Let's visualize the distribution of our total_bill values, the mean, +1 standard deviation, and -1 standard deviation from the mean.

In [121]:
ax = sns.distplot(df_tips['total_bill'], kde=False, color='g')
ax.axes.set_title("Histogram of Total Bill Amounts", fontsize=20, y=1.01)
plt.ylabel("frequency", labelpad=15)
plt.xlabel("total bill [$]", labelpad=15)
plt.axvline(x=mean_total_bill, linestyle='--', linewidth=2.5, label='mean_total_bill', c='orange')
plt.axvline(x=(mean_total_bill+standard_deviation_total_bill), linestyle='--', linewidth=2.5, label='+1 std. dev.', c='purple')
plt.axvline(x=(mean_total_bill-standard_deviation_total_bill), linestyle='--', linewidth=2.5, label='-1 std. dev.', c='sienna')

Example 2: Tips Dataset Comparing Total Bill Standard Deviation Among Male and Female Servers

For each unique value in the sex column, let's see their mean total_bill value and standard deviation of their total_bill values.

In [122]:
for gender in df_tips['sex'].unique():
    std_dev = round(df_tips[df_tips['sex']==gender]['total_bill'].std(), 2)
    mean = round(df_tips[df_tips['sex']==gender]['total_bill'].mean(), 2)
    print("Gender {0} has a mean total bill value of {1} and a standard deviation of {2}".format(gender, std_dev, mean))
Gender Female has a mean total bill value of 8.01 and a standard deviation of 18.06
Gender Male has a mean total bill value of 9.25 and a standard deviation of 20.74

Males have a slightly higher standard deviation than females. Below, I plot a histogram of total_bill values to compare males against females. It's slightly noticeable that males have a slightly larger standard deviation than females.

In [123]:
sns.distplot(df_tips.query("sex=='Male'")['total_bill'], kde=False, color='y', label='male')
sns.distplot(df_tips.query("sex=='Female'")['total_bill'], kde=False, color='g', label='female')
plt.xlabel("total bill [$]", labelpad=15)
plt.ylabel("frequency", labelpad=15)
plt.title("Distributions of Total Bill Values for Males vs. Females", y=1.01, fontsize=20)

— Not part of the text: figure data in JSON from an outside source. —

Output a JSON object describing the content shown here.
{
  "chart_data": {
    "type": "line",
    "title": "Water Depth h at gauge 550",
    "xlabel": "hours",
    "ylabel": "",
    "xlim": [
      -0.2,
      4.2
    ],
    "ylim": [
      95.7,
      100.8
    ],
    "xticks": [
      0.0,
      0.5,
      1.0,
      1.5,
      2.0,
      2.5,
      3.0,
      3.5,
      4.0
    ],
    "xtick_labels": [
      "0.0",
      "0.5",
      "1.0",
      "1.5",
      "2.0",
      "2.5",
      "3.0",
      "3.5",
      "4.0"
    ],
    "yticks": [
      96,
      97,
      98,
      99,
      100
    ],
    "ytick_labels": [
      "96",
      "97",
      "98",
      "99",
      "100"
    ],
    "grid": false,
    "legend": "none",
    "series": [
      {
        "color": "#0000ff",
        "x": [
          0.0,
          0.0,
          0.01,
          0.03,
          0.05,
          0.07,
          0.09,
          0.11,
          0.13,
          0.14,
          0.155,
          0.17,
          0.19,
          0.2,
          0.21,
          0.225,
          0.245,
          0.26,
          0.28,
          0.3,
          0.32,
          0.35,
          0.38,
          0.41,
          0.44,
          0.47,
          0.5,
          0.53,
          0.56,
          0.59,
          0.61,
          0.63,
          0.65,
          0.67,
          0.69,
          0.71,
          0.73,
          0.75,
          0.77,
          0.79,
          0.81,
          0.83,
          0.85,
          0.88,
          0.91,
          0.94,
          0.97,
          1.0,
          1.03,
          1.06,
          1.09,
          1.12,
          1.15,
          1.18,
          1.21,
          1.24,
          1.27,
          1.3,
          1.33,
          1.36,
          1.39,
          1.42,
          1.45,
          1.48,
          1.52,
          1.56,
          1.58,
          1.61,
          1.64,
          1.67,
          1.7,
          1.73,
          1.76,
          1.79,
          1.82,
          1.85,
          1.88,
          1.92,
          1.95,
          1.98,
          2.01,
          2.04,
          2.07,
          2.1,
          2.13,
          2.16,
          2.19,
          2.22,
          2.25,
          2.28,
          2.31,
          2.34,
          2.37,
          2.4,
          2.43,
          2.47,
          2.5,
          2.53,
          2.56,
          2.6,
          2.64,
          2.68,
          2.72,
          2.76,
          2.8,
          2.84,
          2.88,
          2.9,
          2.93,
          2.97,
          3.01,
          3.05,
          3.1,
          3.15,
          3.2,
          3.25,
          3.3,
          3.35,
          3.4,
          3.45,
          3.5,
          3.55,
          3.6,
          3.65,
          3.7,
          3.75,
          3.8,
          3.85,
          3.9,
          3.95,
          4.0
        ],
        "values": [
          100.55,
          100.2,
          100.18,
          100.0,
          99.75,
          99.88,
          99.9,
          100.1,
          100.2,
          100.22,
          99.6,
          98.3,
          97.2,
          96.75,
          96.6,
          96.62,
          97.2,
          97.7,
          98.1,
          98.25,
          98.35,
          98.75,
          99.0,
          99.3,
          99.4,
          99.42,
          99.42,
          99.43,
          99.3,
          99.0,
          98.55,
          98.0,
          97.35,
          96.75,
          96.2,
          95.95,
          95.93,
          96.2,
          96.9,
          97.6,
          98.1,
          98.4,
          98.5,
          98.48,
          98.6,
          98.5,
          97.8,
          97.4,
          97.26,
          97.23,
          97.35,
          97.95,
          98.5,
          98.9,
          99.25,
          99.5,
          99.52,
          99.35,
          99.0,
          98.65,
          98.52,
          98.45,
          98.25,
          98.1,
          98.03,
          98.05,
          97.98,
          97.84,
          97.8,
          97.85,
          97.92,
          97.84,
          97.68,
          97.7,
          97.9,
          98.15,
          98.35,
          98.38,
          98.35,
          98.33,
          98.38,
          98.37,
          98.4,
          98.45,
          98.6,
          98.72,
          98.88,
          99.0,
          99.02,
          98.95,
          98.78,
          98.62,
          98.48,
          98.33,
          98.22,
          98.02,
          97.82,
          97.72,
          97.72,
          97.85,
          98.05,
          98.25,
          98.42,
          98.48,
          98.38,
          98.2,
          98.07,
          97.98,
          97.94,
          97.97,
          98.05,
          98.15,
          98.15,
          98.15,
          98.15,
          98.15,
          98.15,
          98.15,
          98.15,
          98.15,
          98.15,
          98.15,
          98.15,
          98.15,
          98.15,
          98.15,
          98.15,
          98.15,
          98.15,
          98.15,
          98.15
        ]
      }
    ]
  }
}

Example 3: Compare Vastly Different Standard Deviation Values

Using the NumPy package's random module, we can call the normal() method to create a list of values with a normal distribution by setting the following arguments:

  • loc as the mean of the distribution
  • scale as the standard deviation of the distribution
  • size as number of samples
In [124]:
np.random.seed(42) # seed random number generator with fixed value so we always get same values below
high_std_dev_values = list(np.random.normal(loc=100, scale=50, size=200))
low_std_dev_values = list(np.random.normal(loc=100, scale=10, size=200))

Both of the distributions below have a mean of 100.

In [125]:
sns.distplot(high_std_dev_values, kde=False, color='orange', label='values with large std. dev.')
sns.distplot(low_std_dev_values, kde=False, color='darkviolet', label='values with small std. dev.')
plt.title("Comparison of Two Different Normal Distributions", y=1.012)
plt.xlabel("values", labelpad=15)
plt.ylabel("frequency", labelpad=15)

This histogram makes it evident that the orange values have a large standard deviation because there's a large spread of values from the mean as values extend to around -30 and 240. Hence the purple values have a smaller standard deviation because there's a minimal spread of values from the mean as values extend to just around 65 and 130.